The ABA’s move into its new Chicago headquarters in mid-May was accompanied by a bit of disorientation—no surprise after 20 years in another location. It’s a little jarring, after all, to get lost trying to find the copy machine.
Within a month, however, “the new place” at 321 N. Clark St., just across the Chicago River from the Loop, already was starting to feel comfy for some 700 ABA staff members and the association’s leaders when they gathered for a meeting of the Board of Governors.
But it wasn’t until an official dedication ceremony June 12 that the new building really became home not only for the ABA’s operations but also its aspirations. “I dedicate this, our new home,” said ABA President Dennis W. Archer, “from which will flow our work of defending liberty and pursuing justice.”
SUPREME DEDICATION
In a similar vein, U.S. supreme Court Justice Anthony M. Kennedy used his dedication address to invoke the mission of the legal profession to further democracy, freedom and tolerance in America and abroad.

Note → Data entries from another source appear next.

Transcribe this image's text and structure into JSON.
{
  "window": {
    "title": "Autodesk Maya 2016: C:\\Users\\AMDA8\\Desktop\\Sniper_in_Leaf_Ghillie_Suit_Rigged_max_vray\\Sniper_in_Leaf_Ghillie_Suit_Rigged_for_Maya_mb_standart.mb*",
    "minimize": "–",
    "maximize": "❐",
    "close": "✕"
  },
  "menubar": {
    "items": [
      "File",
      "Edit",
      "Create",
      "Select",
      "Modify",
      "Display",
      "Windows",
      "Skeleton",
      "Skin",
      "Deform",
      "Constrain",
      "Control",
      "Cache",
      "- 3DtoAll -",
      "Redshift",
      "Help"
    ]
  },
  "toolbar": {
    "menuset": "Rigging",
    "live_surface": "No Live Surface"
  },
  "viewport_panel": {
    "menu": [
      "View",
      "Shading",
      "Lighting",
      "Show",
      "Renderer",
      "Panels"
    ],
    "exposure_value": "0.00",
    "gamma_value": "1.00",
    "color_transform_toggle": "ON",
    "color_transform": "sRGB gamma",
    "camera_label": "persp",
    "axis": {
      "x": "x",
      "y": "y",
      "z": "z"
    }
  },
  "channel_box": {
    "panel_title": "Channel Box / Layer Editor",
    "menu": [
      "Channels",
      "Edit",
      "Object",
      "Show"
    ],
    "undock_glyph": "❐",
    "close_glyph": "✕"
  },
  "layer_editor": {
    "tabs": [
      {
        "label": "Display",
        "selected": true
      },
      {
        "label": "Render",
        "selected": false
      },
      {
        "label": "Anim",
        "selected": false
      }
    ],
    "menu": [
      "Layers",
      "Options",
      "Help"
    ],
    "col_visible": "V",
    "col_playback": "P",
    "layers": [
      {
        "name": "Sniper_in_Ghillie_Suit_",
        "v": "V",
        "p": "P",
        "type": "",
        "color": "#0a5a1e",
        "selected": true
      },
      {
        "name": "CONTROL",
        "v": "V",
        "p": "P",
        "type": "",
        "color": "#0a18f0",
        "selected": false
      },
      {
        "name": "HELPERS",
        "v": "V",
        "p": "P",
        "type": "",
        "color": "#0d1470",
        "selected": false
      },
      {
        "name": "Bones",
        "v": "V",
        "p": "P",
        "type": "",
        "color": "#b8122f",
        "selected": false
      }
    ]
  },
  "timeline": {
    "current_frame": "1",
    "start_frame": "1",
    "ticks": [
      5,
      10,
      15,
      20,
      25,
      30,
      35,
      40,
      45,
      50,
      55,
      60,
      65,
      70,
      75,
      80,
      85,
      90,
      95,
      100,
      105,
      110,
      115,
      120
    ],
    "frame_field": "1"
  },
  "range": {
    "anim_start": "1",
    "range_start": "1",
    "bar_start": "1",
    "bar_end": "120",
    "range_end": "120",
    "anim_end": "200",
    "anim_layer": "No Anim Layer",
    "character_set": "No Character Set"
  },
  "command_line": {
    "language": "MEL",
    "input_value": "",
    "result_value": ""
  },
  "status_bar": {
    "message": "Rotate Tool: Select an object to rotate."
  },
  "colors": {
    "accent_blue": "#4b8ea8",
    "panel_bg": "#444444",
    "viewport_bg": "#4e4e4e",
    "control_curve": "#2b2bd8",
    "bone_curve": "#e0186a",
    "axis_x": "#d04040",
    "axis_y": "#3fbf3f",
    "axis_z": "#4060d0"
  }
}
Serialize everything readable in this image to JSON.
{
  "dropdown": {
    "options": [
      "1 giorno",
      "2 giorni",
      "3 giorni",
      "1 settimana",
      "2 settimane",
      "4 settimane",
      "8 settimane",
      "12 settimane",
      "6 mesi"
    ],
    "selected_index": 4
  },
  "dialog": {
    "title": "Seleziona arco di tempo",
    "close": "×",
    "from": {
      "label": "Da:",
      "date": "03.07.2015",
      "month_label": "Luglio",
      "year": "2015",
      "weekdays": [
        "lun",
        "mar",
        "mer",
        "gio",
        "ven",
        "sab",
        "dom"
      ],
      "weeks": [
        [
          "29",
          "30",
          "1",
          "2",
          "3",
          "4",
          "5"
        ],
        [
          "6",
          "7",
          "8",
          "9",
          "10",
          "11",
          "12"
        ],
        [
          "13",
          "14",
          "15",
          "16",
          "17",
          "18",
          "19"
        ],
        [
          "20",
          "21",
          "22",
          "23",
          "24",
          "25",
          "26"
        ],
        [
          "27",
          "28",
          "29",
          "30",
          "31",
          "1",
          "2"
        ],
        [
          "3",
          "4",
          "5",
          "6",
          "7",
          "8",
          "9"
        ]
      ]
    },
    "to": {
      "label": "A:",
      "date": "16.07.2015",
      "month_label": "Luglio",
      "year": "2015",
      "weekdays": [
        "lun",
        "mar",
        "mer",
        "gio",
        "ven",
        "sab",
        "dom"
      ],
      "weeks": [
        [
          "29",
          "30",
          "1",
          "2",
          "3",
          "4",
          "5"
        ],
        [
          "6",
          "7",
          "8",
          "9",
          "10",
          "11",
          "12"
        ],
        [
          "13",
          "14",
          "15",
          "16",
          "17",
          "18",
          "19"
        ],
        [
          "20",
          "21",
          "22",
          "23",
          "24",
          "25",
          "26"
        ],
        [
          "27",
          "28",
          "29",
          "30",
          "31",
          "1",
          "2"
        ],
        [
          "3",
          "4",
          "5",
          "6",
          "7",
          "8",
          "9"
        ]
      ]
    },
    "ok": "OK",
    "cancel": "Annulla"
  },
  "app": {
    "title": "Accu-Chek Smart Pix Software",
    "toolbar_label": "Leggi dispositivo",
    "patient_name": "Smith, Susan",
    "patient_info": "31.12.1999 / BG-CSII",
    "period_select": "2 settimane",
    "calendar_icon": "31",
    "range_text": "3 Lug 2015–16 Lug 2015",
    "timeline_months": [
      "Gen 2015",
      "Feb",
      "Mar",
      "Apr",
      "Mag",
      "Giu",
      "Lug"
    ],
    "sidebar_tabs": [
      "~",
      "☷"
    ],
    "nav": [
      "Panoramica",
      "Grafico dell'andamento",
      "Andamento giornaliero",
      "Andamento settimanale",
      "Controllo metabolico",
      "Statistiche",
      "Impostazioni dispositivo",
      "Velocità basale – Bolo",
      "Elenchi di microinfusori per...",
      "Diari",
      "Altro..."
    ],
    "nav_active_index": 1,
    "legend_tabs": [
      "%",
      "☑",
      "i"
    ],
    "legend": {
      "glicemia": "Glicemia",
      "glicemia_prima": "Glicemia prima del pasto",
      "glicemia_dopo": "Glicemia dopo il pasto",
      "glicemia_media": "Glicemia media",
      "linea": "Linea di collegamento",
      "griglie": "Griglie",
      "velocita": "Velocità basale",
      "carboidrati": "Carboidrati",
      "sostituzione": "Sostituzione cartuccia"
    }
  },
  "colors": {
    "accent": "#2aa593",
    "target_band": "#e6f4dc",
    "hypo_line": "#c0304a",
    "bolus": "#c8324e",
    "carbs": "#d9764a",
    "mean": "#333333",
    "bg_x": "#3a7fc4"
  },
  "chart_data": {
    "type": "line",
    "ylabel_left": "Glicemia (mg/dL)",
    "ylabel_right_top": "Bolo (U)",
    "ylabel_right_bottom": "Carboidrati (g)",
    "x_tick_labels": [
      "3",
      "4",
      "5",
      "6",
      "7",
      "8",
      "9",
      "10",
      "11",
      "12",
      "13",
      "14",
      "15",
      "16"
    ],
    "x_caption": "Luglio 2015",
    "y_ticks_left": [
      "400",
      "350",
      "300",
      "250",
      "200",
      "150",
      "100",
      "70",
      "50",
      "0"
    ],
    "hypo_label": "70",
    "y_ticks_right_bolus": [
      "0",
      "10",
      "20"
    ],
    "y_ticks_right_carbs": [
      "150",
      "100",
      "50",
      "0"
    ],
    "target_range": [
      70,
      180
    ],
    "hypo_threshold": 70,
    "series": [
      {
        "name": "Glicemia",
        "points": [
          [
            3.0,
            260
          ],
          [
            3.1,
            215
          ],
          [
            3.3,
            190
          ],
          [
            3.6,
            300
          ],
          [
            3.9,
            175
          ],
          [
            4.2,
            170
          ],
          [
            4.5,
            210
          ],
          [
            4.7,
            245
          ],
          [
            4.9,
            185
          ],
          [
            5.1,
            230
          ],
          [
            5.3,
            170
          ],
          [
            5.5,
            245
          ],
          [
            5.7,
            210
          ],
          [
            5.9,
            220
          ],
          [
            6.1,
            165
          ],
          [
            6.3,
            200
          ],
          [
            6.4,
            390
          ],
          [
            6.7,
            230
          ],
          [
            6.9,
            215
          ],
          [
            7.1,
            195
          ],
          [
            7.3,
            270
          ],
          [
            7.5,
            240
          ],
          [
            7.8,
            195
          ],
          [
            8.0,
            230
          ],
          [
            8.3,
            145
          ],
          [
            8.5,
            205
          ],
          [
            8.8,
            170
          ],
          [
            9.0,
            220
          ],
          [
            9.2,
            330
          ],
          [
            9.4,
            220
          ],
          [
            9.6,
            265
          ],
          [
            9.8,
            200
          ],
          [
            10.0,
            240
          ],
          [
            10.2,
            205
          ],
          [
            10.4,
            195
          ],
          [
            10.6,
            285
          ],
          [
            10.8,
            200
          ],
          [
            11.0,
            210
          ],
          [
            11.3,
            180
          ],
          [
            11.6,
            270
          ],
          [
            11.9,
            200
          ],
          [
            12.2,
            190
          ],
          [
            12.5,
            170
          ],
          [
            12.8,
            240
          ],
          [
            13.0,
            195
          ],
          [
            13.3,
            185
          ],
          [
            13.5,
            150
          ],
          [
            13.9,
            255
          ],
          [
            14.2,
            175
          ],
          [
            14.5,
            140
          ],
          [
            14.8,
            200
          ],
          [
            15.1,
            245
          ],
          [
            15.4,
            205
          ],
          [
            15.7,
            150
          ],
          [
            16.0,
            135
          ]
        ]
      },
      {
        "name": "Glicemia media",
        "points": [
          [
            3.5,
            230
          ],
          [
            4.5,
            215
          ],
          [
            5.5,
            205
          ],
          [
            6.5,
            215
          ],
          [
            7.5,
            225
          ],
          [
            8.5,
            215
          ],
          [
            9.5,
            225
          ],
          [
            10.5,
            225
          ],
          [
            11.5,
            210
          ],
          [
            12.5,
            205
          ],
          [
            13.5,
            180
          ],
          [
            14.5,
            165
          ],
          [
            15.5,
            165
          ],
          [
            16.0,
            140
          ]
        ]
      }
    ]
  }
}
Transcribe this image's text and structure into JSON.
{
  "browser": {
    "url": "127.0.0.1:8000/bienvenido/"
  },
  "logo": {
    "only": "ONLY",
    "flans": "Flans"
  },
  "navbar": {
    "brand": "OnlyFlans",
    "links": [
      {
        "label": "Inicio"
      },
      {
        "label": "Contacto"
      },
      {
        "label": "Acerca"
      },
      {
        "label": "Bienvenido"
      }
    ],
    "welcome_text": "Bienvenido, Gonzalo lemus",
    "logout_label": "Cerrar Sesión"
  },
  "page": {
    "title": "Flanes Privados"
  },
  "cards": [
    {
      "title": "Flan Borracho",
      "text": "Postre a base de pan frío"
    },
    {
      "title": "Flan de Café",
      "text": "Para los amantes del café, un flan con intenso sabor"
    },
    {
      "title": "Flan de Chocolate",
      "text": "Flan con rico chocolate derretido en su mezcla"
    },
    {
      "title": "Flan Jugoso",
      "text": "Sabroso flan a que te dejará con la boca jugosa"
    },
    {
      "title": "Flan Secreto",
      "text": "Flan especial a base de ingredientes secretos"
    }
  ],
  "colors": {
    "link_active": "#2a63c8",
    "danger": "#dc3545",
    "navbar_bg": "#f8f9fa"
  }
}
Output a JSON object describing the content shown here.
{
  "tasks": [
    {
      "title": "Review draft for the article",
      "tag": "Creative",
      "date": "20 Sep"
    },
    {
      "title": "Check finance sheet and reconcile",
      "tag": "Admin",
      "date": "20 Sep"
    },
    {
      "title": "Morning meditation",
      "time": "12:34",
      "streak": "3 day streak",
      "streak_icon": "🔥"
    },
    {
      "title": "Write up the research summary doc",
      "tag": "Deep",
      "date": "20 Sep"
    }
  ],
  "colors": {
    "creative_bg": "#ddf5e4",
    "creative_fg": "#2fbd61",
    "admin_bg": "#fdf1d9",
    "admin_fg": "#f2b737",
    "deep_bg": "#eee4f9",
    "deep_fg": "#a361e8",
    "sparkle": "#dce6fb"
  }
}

“The profession rises above itself to protect something even greater, and that’s what the ABA is all about,” Kennedy said. “Tolerance and respect must be great priorities for the ABA.”
It appears that many of the challenges to achieving those goals “will occur outside our borders,” he said. “We can’t fall behind in the struggle over ideas that is going on,” he said, and there can be no rest in these efforts until “concepts of freedom are a constant presence in every mind, and the pursuit of freedom is a constant endeavor of all peoples.”
Kennedy, who is on the council of the ABA’s Asia Law Initiative, urged the ABA to continue its efforts to assist in building effective justice systems there and in other regions.
The dedication ceremony was held in the airy, streamlined lobby of the 34-story building designed by Skidmore, Owings and Merrill that opened in 1987.
The ABA is leasing more than 225,000 square feet of space on 10 floors in the building. That space includes conference facilities and offices for the entire Chicago staff. Moving out of space leased from Northwestern University at 750 N. Lake Shore Drive also will allow the ABA Museum of Law to expand from 3,600 square feet to 4,300 square feet. The museum will reopen in September with a new exhibition on lawyers who have held the office of U.S. president.
Consolidating the staff in one location—which was impossible at the former quarters—was a primary consideration in the move, according to Thomas Z. Hayward Jr. of Chicago, who chaired the ABA Relocation Committee. It had been necessary to house many staff members in branch locations during much of the association’s 20-year lease at the Lake Shore Drive building. (ABA staff in Washington, D.C., occupy offices in an ABA-owned building near the White House.)
The new headquarters is making the commute easier for many staff members while putting visiting ABA members near the center of Chicago’s prime business and entertainment districts, Hayward says. The building is only steps away from the vibrant River North and Michigan Avenue districts, and a Westin Hotel is next door.
For ABA leadership and members, it will be a chance “to meet in an attractive headquarters and have the ambience of a great city around them,” Hayward says.
The Clark Street building actually was a late entry among the relocation possibilities, all in Chicago, according to Hayward and ABA Executive Director Robert A. Stein. A new owner offered lease terms in the largely empty building that made the move comparable in cost to upgrading the existing quarters and staying put, they say.
Applying a variation to an adage of real estate, Hayward said the decision came down to “location, location—and luck.”